Воцарилась тишина, только сверчок стрекотал где-то за печкой.
– Так ты что, в изгнании здесь, хозяйка? – вымолвил он наконец.
– А ты недурно соображаешь для простого бродяги.
– За что же тебя так? Я слыхал, знатных дам ссылают в отдаленные поместья за то, что умышляли против своих мужей, изменяли… или просто им надоели. Но ты, мне кажется, еще слишком молода для такого! А хотя… тут ведь выдают замуж очень рано… Я прав? Судя по твоему норову, благоверный и впрямь мог испугаться! Или ты ему рога наставила?

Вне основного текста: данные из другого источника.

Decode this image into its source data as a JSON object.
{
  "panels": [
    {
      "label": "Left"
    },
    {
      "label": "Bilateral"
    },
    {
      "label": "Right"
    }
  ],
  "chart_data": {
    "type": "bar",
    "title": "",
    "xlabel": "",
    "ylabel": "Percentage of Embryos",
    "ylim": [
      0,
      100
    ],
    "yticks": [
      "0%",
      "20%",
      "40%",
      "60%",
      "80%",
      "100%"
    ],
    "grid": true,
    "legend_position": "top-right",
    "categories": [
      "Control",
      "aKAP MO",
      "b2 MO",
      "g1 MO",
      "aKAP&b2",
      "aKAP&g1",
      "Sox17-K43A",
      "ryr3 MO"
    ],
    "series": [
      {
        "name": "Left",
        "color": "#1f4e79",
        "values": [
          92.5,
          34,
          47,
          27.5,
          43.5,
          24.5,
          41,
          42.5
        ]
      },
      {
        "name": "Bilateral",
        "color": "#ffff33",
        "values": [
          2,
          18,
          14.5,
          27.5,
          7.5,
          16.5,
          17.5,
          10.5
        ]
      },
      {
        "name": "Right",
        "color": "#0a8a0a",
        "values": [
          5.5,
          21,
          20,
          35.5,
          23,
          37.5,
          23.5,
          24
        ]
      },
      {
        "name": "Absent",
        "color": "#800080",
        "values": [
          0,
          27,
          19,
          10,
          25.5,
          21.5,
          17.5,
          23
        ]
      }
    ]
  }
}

– Фу, какая пошлость! – фыркнула я. – Бери выше, бродяга. Я здесь потому, что меня обвинили в государственной измене!
– Чего?.. – выдохнул он и облился водой из кружки.
– Я злоумышляла против его величества, – с удовольствием выговорила я. – И не перестаю этого делать, только вот возможности осуществить планы у меня нет, он постарался оборвать все мои связи с внешним миром… чтоб ему провалиться!